For the first time this year the oil price has slumped below $50 a barrel (ICE Europe: Futures On WTI Crude Oil Apr 2017 [T]) on the back of increased production from OPEC members and US shale oil producers.
Crude closed at $49.28 a barrel in the US yesterday, a level not seen since November 29, CNN reports.
This month alone oil prices have plunged 9 percent dragging down the shares of energy and oil service companies.
Part of the decline has been attributed to the about-face by OPEC, which last year pledged to reduce production in a bid to raise prices
While OPEC has cut overall output, members Iraq, Kuwait and Ecuador have all ramped up their US exports, last week shipping an extra 730,000 barrels per day to the US.
At the same time US imports of Saudi oil have surged by 145,000 barrels per day, leading to a supply glut.
Nine weeks of rising inventories saw US crude stockpiles surge by 8.2 million barrels last week, according to US government data.
More foreign oil imports have exacerbated the effect of the comeback of the US shale industry with some analysts suggesting that the market appears to be oversupplied.

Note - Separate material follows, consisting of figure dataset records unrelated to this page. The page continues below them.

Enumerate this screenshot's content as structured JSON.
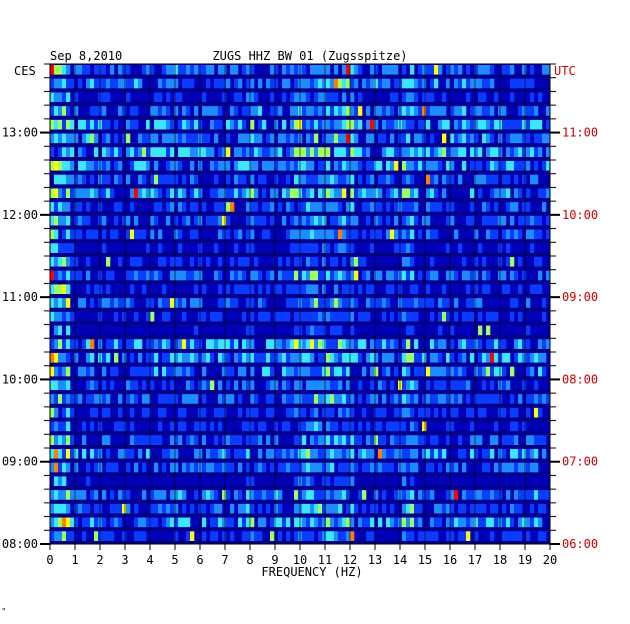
{
  "chart_data": {
    "type": "heatmap",
    "date": "Sep 8,2010",
    "title": "ZUGS HHZ BW 01 (Zugsspitze)",
    "xlabel": "FREQUENCY (HZ)",
    "xlim": [
      0,
      20
    ],
    "x_ticks": [
      "0",
      "1",
      "2",
      "3",
      "4",
      "5",
      "6",
      "7",
      "8",
      "9",
      "10",
      "11",
      "12",
      "13",
      "14",
      "15",
      "16",
      "17",
      "18",
      "19",
      "20"
    ],
    "left_timezone": "CES",
    "right_timezone": "UTC",
    "left_time_ticks": [
      "13:00",
      "12:00",
      "11:00",
      "10:00",
      "09:00",
      "08:00"
    ],
    "right_time_ticks": [
      "11:00",
      "10:00",
      "09:00",
      "08:00",
      "07:00",
      "06:00"
    ],
    "left_time_range": [
      "08:00",
      "13:50"
    ],
    "colormap": [
      "#00007a",
      "#0000c8",
      "#0a3cff",
      "#1e8cff",
      "#3ce6ff",
      "#a0ff60",
      "#ffff00",
      "#ff8000",
      "#ff0000"
    ],
    "footnote": "\""
  }
}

US oil production has increased sharply with output up by almost 600,000 barrels per day since last summer. Production is now up to 9.088 million barrels per day, the highest level in over a year, according to the US Energy Information Administration (EIA).
And the oil price situation could potentially fall even further with the EIA warning that US oil production could climb to an all-time high of 9.7 million barrels per day next year.
Shale billionaire Harold Hamm told a Houston energy conference last week that shale "could go pretty high" but it carried a risk.
"It's going to have to be done in a measured way, or else we kill the market," he said.